TÜRK BOĞAZLARINDAN YAPILACAK TRANSİT GEMİ
GEÇİŞLERİNİN GÜVENLİLİK DÜZEYİNİN ARTIRILMASI VE TERÖRİST EYLEMLERİN ÖNLENMESİ
AMACIYLA YAPILACAK DÜZENLEMELERİN MONTREUX ANLAŞMASI AÇISINDAN HUKUKSAL
GEÇERLİLİK DÜZEYİNİN İRDELENMESİ ÜZERİNE BİR ÇALIŞMA
Doç. Dr. Firuz Demir YAŞAMIŞ
Sabancı Üniversitesi
Haziran 2002
Tuzla, İstanbul
Giriş
1.
İstanbul ve Çanakkale Boğazları, deniz ulaştırmacılığı
açısından, Dünya’nın en önde gelen iki
uluslararası geçiş noktalarıdır. Bu bağlamda, özellikle İstanbul Boğazı,
geçiş yapan gemilerin nitelikleri, sayısı ve taşıdıkları toplam yükleri
itibarıyla Dünya’nın öteki önemli geçiş noktaları olan Panama, Süveyş ve
Corinth kanallarından daha fazla stratejik öneme sahip bulunmaktadır.
2.
Sovyetler Birliği’nin yıkılmasından sonra kurulan yeni
Cumhuriyetlerde ve bu arada Hazar Denizi’nde ortaya çıkarılan yeni petrol rezervleri Dünya’nın petrol
gereksiniminin uzun on yıllar karşılayabilecek düzeyde görülmektedir. Bu
bağlamda, Orta Asya ve Hazar Denizi petrollerinin Arab Yarımadası ile Kuzey
Denizi’ndeki petrol yataklarından çok daha fazla rezerve sahip olduğu
anlaşılmaktadır.
3.
Bu durumun doğal sonucu olarak, söz konusu yeni
rezervlerin uluslararası tüketime sunulmasıyla birlikte, 1936’dan bu yana
uluslararası ticarette elde edilen artışlara ve deniz ulaşım teknolojisinde
görülen sürekli ilerlemelere koşut olarak Türk
Boğazlarından yapılmakta olan transit gemi geçişlerinin temel özelliklerinde
önemli değişiklikler olacaktır.
4.
Son 10 yıl içinde meydana gelen devrimsel nitelikteki
bir başka olay da Tuna ve Main kanalının
Avrupa’nın bu iki nehrini birleştirmiş olmasıdır.

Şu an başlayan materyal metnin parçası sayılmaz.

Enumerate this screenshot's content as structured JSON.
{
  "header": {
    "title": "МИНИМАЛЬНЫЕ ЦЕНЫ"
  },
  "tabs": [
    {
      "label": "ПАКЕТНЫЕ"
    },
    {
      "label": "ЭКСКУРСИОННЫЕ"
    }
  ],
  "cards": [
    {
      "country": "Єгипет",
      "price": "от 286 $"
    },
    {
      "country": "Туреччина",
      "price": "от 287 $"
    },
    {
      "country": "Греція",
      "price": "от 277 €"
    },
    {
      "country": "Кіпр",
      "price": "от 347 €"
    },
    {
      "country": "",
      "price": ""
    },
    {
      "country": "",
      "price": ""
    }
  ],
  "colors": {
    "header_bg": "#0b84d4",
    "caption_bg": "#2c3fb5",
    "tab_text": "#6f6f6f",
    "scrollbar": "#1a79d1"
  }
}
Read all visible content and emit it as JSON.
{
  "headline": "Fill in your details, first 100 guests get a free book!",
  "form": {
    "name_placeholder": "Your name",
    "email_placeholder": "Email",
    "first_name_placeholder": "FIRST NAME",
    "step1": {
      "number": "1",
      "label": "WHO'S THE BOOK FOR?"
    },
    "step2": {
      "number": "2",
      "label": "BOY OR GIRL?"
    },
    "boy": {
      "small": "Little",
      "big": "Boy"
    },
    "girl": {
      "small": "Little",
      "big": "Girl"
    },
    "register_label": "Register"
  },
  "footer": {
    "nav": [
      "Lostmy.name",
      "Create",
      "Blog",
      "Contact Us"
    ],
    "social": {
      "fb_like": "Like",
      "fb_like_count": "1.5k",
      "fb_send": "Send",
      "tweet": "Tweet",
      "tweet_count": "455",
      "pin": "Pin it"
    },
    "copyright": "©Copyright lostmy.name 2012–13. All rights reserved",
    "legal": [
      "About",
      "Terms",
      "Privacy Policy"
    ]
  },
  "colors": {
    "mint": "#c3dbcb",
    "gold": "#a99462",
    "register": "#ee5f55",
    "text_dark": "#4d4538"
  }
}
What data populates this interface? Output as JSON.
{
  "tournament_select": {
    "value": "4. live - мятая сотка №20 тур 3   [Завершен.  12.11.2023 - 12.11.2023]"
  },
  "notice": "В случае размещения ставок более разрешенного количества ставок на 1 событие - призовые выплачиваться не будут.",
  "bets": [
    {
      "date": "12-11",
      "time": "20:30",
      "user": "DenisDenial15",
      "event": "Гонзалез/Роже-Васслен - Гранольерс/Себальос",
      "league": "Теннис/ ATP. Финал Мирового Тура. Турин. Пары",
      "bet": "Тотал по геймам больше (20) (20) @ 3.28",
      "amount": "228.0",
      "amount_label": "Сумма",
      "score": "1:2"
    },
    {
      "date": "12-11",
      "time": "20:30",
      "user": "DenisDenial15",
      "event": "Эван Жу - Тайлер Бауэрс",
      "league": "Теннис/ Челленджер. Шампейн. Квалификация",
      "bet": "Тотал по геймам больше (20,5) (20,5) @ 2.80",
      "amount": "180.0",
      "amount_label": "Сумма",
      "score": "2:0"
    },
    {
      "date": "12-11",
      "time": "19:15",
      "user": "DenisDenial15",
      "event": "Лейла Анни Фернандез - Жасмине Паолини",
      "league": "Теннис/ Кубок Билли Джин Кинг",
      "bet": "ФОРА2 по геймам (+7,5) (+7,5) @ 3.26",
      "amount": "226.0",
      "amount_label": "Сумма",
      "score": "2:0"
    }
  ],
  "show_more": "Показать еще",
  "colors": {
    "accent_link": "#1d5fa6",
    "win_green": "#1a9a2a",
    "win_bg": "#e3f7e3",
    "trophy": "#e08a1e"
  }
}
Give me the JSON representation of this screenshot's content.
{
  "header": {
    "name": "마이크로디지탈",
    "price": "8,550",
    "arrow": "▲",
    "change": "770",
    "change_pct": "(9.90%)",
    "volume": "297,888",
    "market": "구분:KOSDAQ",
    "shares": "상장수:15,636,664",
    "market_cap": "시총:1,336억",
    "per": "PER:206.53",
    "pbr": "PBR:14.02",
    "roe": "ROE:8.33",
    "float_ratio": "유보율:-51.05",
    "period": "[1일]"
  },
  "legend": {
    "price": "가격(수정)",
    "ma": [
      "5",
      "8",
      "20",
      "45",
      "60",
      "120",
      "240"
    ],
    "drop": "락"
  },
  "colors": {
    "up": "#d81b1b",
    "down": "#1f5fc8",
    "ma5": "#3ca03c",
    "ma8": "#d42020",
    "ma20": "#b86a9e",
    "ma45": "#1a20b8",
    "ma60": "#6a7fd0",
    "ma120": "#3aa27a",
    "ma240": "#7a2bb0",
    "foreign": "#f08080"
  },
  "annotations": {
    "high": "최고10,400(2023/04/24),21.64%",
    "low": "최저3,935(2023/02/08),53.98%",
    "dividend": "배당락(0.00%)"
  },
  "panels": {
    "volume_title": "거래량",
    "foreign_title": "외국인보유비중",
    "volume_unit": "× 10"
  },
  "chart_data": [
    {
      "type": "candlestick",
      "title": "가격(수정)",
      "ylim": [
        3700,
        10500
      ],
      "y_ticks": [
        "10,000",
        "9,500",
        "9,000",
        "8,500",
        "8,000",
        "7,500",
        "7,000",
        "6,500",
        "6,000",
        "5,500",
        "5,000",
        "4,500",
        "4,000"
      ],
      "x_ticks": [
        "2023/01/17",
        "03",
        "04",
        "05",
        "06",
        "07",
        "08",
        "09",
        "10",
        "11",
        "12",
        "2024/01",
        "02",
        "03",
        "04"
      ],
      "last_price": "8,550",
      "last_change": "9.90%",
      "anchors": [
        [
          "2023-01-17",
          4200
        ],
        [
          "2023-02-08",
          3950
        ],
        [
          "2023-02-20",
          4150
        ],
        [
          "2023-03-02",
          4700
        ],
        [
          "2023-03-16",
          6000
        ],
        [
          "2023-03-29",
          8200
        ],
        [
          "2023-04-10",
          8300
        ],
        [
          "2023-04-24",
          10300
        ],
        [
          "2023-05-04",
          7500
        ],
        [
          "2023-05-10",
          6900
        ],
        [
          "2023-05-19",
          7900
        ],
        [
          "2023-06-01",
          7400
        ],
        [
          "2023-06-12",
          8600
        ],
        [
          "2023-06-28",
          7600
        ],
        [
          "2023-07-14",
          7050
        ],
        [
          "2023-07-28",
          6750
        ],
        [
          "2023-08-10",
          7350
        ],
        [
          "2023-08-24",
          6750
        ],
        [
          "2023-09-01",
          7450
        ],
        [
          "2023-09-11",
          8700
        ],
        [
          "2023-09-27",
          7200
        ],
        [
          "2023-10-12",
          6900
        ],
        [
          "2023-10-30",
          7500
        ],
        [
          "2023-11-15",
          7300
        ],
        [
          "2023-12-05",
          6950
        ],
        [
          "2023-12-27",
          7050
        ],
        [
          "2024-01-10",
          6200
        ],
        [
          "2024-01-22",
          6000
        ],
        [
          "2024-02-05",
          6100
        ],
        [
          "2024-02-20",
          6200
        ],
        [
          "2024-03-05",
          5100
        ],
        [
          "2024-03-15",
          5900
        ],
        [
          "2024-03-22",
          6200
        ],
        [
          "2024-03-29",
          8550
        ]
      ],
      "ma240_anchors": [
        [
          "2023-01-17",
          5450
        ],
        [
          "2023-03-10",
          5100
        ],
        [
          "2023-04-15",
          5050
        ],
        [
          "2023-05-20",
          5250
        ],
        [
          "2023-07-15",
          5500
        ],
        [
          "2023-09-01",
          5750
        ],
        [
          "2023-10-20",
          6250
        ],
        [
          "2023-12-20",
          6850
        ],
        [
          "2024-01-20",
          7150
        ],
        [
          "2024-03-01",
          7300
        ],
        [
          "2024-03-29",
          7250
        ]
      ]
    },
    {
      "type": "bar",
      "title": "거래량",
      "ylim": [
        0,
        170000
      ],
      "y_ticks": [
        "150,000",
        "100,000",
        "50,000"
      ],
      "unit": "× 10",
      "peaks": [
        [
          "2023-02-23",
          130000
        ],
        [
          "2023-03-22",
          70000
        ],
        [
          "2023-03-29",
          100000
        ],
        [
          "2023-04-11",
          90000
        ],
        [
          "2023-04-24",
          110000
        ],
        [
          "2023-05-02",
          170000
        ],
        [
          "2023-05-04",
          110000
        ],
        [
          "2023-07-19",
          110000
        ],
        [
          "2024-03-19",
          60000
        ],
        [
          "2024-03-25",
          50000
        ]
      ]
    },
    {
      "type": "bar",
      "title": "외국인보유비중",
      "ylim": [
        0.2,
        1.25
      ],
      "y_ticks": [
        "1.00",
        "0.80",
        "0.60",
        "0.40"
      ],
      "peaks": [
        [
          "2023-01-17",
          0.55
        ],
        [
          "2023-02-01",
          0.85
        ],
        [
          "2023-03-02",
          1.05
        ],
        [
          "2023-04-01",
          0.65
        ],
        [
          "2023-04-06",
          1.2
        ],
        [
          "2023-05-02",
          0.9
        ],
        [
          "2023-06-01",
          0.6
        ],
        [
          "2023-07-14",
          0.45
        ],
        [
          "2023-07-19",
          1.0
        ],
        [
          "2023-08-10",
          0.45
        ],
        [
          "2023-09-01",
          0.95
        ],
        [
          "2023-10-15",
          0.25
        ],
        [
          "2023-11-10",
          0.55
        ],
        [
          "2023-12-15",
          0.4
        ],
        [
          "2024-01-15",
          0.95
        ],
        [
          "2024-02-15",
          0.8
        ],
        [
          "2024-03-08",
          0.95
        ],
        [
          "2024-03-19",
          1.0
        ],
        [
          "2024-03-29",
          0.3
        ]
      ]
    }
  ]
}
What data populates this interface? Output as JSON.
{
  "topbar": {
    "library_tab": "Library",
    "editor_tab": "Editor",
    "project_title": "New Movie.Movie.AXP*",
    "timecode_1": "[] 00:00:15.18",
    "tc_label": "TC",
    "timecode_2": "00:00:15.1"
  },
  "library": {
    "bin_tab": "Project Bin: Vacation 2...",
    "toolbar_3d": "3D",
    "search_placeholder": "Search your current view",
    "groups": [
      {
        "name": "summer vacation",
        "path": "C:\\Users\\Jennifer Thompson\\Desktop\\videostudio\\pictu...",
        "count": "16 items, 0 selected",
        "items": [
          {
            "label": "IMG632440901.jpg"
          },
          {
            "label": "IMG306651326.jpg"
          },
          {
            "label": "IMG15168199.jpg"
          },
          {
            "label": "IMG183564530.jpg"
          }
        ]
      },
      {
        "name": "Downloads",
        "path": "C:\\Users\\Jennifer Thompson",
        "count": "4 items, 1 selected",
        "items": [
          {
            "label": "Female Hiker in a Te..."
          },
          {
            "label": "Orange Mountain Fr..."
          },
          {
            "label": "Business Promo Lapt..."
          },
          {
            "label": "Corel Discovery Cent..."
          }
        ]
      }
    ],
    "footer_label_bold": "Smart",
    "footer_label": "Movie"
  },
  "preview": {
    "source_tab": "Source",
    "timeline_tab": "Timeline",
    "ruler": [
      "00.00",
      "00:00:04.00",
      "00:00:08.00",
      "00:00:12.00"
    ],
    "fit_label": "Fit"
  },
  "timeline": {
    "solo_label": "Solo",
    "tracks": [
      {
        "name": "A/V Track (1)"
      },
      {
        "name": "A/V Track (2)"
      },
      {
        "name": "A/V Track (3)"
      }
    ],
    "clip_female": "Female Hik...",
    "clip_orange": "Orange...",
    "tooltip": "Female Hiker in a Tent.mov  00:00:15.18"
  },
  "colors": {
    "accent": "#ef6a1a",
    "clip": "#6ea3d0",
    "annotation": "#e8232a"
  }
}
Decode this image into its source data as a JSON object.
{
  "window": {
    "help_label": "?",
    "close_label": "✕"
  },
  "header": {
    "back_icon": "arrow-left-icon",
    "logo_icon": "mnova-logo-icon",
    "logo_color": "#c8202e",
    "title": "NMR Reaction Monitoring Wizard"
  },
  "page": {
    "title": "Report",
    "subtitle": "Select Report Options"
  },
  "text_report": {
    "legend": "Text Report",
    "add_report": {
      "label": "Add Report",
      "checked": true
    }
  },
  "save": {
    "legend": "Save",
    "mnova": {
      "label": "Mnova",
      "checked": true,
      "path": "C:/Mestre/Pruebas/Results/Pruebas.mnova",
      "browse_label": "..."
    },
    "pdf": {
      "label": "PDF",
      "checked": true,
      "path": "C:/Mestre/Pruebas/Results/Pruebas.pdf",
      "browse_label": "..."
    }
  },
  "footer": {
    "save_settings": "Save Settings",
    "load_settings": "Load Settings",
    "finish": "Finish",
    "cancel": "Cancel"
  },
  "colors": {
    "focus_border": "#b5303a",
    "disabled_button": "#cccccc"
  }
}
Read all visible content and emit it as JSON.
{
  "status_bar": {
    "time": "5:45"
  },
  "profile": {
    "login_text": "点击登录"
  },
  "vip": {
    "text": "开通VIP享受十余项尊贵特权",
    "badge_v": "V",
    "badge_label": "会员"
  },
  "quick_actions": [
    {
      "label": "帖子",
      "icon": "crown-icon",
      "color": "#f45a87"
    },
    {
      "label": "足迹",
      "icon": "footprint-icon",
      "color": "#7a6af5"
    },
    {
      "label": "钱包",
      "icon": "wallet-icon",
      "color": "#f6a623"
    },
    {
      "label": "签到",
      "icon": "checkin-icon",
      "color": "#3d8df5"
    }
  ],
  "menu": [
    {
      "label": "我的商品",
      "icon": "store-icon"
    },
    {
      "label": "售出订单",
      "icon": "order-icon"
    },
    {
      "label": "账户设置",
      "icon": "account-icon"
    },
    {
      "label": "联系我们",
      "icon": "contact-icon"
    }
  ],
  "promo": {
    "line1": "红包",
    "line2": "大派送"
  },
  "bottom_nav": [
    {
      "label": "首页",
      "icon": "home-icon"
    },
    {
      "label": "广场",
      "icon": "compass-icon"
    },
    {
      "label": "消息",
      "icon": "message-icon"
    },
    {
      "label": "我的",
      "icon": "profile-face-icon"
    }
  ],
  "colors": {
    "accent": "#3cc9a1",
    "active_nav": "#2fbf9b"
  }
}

Böylelikle, Avrupa’nın bu
iki önemli akarsuyu tüm Avrupa’yı içine alacak şekilde bütünleşmiş ve bu
durumun doğal sonucu olarak Kuzey Denizi ile İstanbul Boğazı arasında çalışan
gemi sayısında ciddi artışlar meydana gelmiştir. Avrupa ülkelerinin bu yeni
teknolojik oluşuma uyum sağlamaları sürecine bağlı olarak Tuna ve Main üzerinde
çalışan ve Boğazlardan transit geçiş yapan gemi sayısında artışlar olacaktır.
5.
Bu değişikliklerin olası sonuçları, esas olarak, geçiş yapan tanker sayısının artması,
tanker uzunluklarının olağanüstü derecede büyümesi ve güvenli geçiş için
gerekli geçiş süresinin uzaması şeklinde olacaktır. Bu anlatım, özellikle
İstanbul Boğazı’ndaki deniz trafiğinin
tıkanma ölçüsünde sıkıntı içine düşmesi, kaza olasılıklarının artması ve
çevresel kirlenme risklerinin olağanüstü düzeyde artması anlamına
gelmektedir.
6.
11 Eylül 2001 günü Dünya için yeni bir Milat günü
olmuştur. Bu tarihte ABD’nin New York
kentinde ikiz kulelere yönelik olarak meydana gelen terörist saldırılar
Dünya’nın hçbir noktasında siyasal, çevresel, ekonomik ve toplumsal
güvenliğinin olmadığını açıklıkla ortaya koymuştur. Dünya üzerinde terör riski
giderek artmaktadır. Teröristler amaçlarına ulaşmak için onbinlerce sivilin
öldürülmesi gibi trajik sonuçlara dahi sıcak bakabilmektedir. Bunun da
ötesinde, Türkiye, PKK bağlamında, esasen uluslararası terörün en acı şeklini
son 20 yılda fazlasıyla yaşamıştır. Etnik
yada uluslararası kökenli terör girişimleri olasılığı İstanbul kenti açısından
transit geçilerde deniz güvenliğinin önemini olağanüstü düzeyde artırmıştır.
7.
Bu çerçevede, gerek Orta Asya petrollerinin boğazlardan
geçmesinin yol açabileceği kaza riski
ve gerekse 11 Eylül’den sonra biçim ve içerik değiştiren uluslararası terör riski özellikle İstanbul
Boğazı’nın güvenlik açısından çok riskli bir konuma getirmektedir.
8.
Mevcut koşullar altında Boğazlardan geçişi düzenleyen
temel döküman 1936 tarihli Montrö Sözleşmesi’dir. Bu Sözleşme’nin özelliklerine
daha sonra değinilecektir.
9.
Ancak, Türkiye Cumhuriyeti hükümeti, son yıllarda
meydana gelen Boğaz’lardaki gemi ve tanker kazalarını önlemek amacıyla, 1993
yılında yeni bir Tüzük (Türk Boğazları Deniz Trafik Düzeni Tüzüğü)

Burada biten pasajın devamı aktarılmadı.